Vu la procédure suivante :
Par une requête enregistrée le 20 juillet 2022, M. B C A demande au tribunal, à titre principal, d'annuler l'arrêté du 19 janvier 2022 par lequel le préfet de la Seine-Saint-Denis l'a obligé à quitter le territoire français sans délai et a fixé le pays de destination de la mesure d'éloignement.
Vu les autres pièces du dossier.
Vu :
- le code de l'entrée et du séjour des étrangers et du droit d'asile ;
- le code de justice administrative.
Considérant ce qui suit :
1. Aux termes de l'article R. 222-1 du code de justice administrative : " () les premiers vice-présidents des tribunaux et des cours () peuvent, par ordonnance : / () 4º Rejeter les requêtes manifestement irrecevables, lorsque la juridiction n'est pas tenue d'inviter leur auteur à les régulariser () ".

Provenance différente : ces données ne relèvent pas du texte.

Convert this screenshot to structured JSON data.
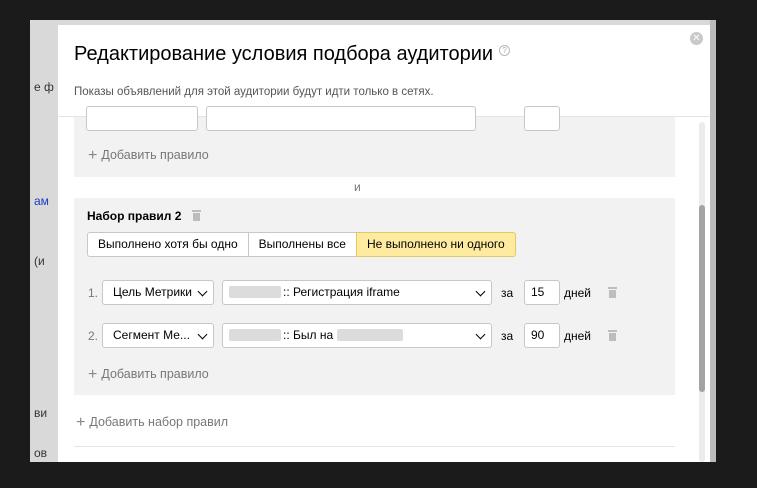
{
  "background": {
    "fragments": [
      "е ф",
      "ам",
      "(и",
      "ви",
      "ов"
    ]
  },
  "dialog": {
    "title": "Редактирование условия подбора аудитории",
    "help_icon": "question-circle-icon",
    "subtitle": "Показы объявлений для этой аудитории будут идти только в сетях.",
    "close_icon": "close-icon"
  },
  "set1": {
    "add_rule_label": "Добавить правило"
  },
  "and_label": "и",
  "set2": {
    "title": "Набор правил 2",
    "modes": [
      "Выполнено хотя бы одно",
      "Выполнены все",
      "Не выполнено ни одного"
    ],
    "selected_mode": "Не выполнено ни одного",
    "rules": [
      {
        "num": "1.",
        "type": "Цель Метрики",
        "target": ":: Регистрация iframe",
        "za": "за",
        "days_value": "15",
        "days_label": "дней"
      },
      {
        "num": "2.",
        "type": "Сегмент Ме...",
        "target": ":: Был на",
        "za": "за",
        "days_value": "90",
        "days_label": "дней"
      }
    ],
    "add_rule_label": "Добавить правило"
  },
  "add_set_label": "Добавить набор правил",
  "colors": {
    "active_mode_bg": "#ffeba0",
    "block_bg": "#f2f2f2"
  }
}
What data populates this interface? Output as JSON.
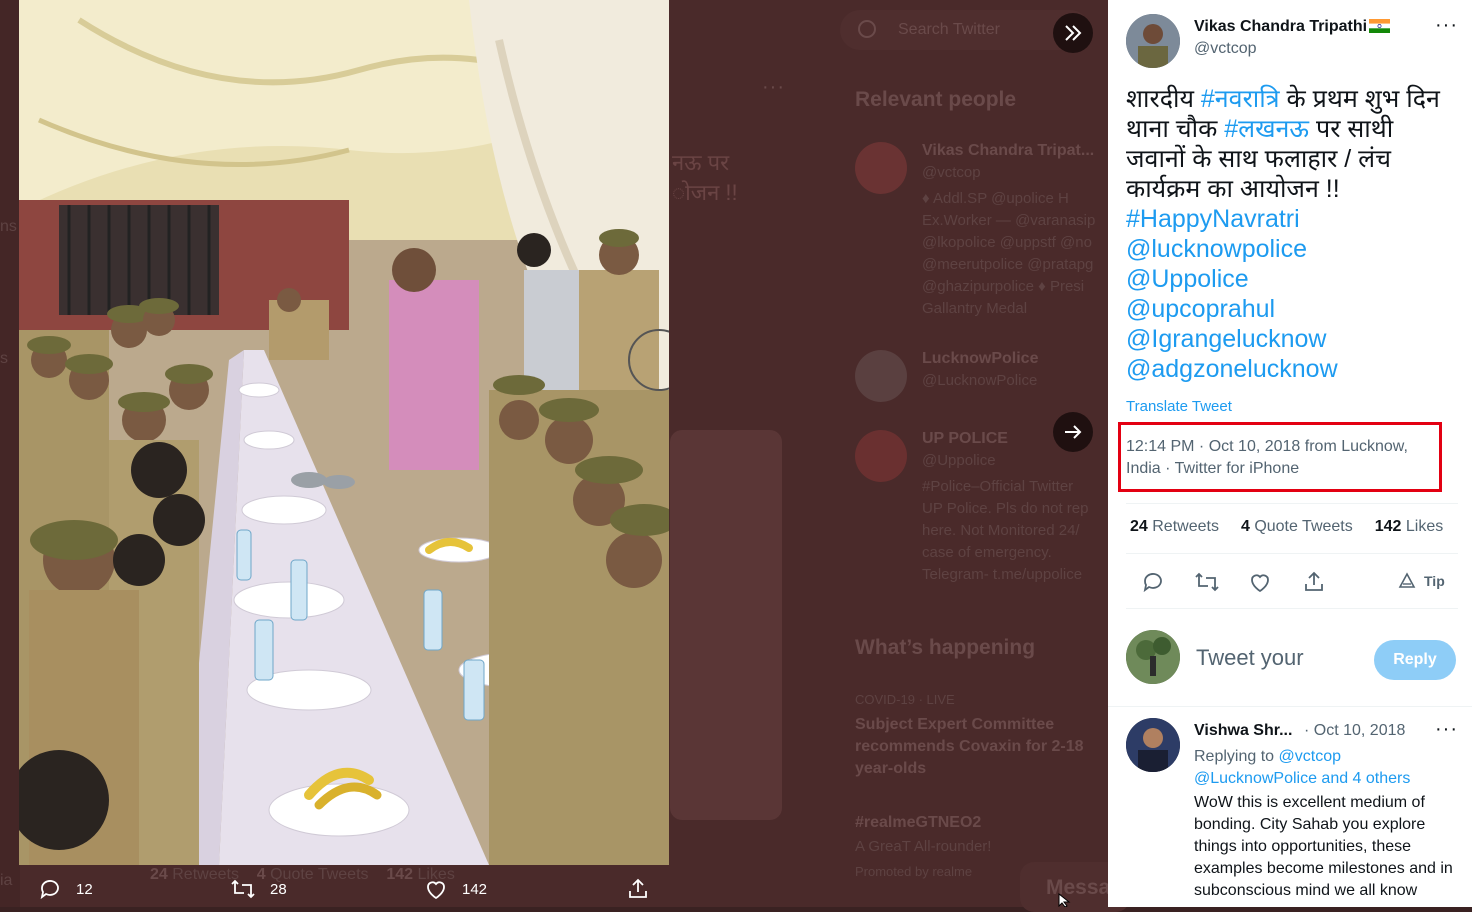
{
  "background": {
    "search_placeholder": "Search Twitter",
    "bg_hindi_fragment": "नऊ पर\nोजन !!",
    "relevant_people_title": "Relevant people",
    "people": [
      {
        "name": "Vikas Chandra Tripat...",
        "handle": "@vctcop",
        "bio": "♦ Addl.SP @upolice H\nEx.Worker — @varanasip\n@lkopolice @uppstf @no\n@meerutpolice @pratapg\n@ghazipurpolice ♦ Presi\nGallantry Medal"
      },
      {
        "name": "LucknowPolice",
        "handle": "@LucknowPolice",
        "bio": ""
      },
      {
        "name": "UP POLICE",
        "handle": "@Uppolice",
        "bio": "#Police–Official Twitter\nUP Police. Pls do not rep\nhere. Not Monitored 24/\ncase of emergency.\nTelegram- t.me/uppolice"
      }
    ],
    "whats_happening_title": "What’s happening",
    "trend1_category": "COVID-19 · LIVE",
    "trend1_headline": "Subject Expert Committee recommends Covaxin for 2-18 year-olds",
    "trend2_tag": "#realmeGTNEO2",
    "trend2_sub": "A GreaT All-rounder!",
    "trend2_promo": "Promoted by realme",
    "bg_stats_retweets": "24",
    "bg_stats_retweets_label": "Retweets",
    "bg_stats_quotes": "4",
    "bg_stats_quotes_label": "Quote Tweets",
    "bg_stats_likes": "142",
    "bg_stats_likes_label": "Likes",
    "message_label": "Messa",
    "left_fragment_1": "ns",
    "left_fragment_2": "s",
    "left_fragment_3": "ia"
  },
  "media_actions": {
    "replies": "12",
    "retweets": "28",
    "likes": "142"
  },
  "tweet": {
    "author_name": "Vikas Chandra Tripathi",
    "author_handle": "@vctcop",
    "text_part1": "शारदीय ",
    "hashtag1": "#नवरात्रि",
    "text_part2": " के प्रथम शुभ दिन थाना चौक ",
    "hashtag2": "#लखनऊ",
    "text_part3": " पर साथी जवानों के साथ फलाहार / लंच कार्यक्रम का आयोजन !!",
    "hashtag3": "#HappyNavratri",
    "mention1": "@lucknowpolice",
    "mention2": "@Uppolice",
    "mention3": "@upcoprahul",
    "mention4": "@Igrangelucknow",
    "mention5": "@adgzonelucknow",
    "translate_label": "Translate Tweet",
    "meta": "12:14 PM · Oct 10, 2018 from Lucknow, India · Twitter for iPhone",
    "retweets": "24",
    "retweets_label": "Retweets",
    "quote_tweets": "4",
    "quote_tweets_label": "Quote Tweets",
    "likes": "142",
    "likes_label": "Likes",
    "tip_label": "Tip",
    "reply_placeholder": "Tweet your",
    "reply_button": "Reply"
  },
  "reply": {
    "name": "Vishwa Shr...",
    "date": "· Oct 10, 2018",
    "replying_prefix": "Replying to ",
    "replying_to": "@vctcop",
    "replying_others": "@LucknowPolice and 4 others",
    "text": "WoW this is excellent medium of bonding. City Sahab you explore things into opportunities, these examples become milestones and in subconscious mind we all know"
  },
  "colors": {
    "accent": "#1d9bf0",
    "highlight_border": "#e30012",
    "overlay_bg": "#4a2a2a"
  }
}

2. Aux termes de l'article L. 614-6 du code de l'entrée et du séjour des étrangers et du droit d'asile : " Lorsque la décision portant obligation de quitter le territoire français prise en application des 1°, 2° ou 4° de l'article L. 611-1 est assortie d'un délai de départ volontaire, le président du tribunal administratif peut être saisi dans le délai de quinze jours suivant la notification de la décision. ( ) ". L'article R. 776-5 du code de justice administrative prévoit que : " () II. - Les délais de quarante-huit heures mentionnés aux articles R. 776-2 et R. 776-4 et les délais de quinze jours mentionnés aux articles R. 776-2 et R. 776-3 ne sont susceptibles d'aucune prorogation.".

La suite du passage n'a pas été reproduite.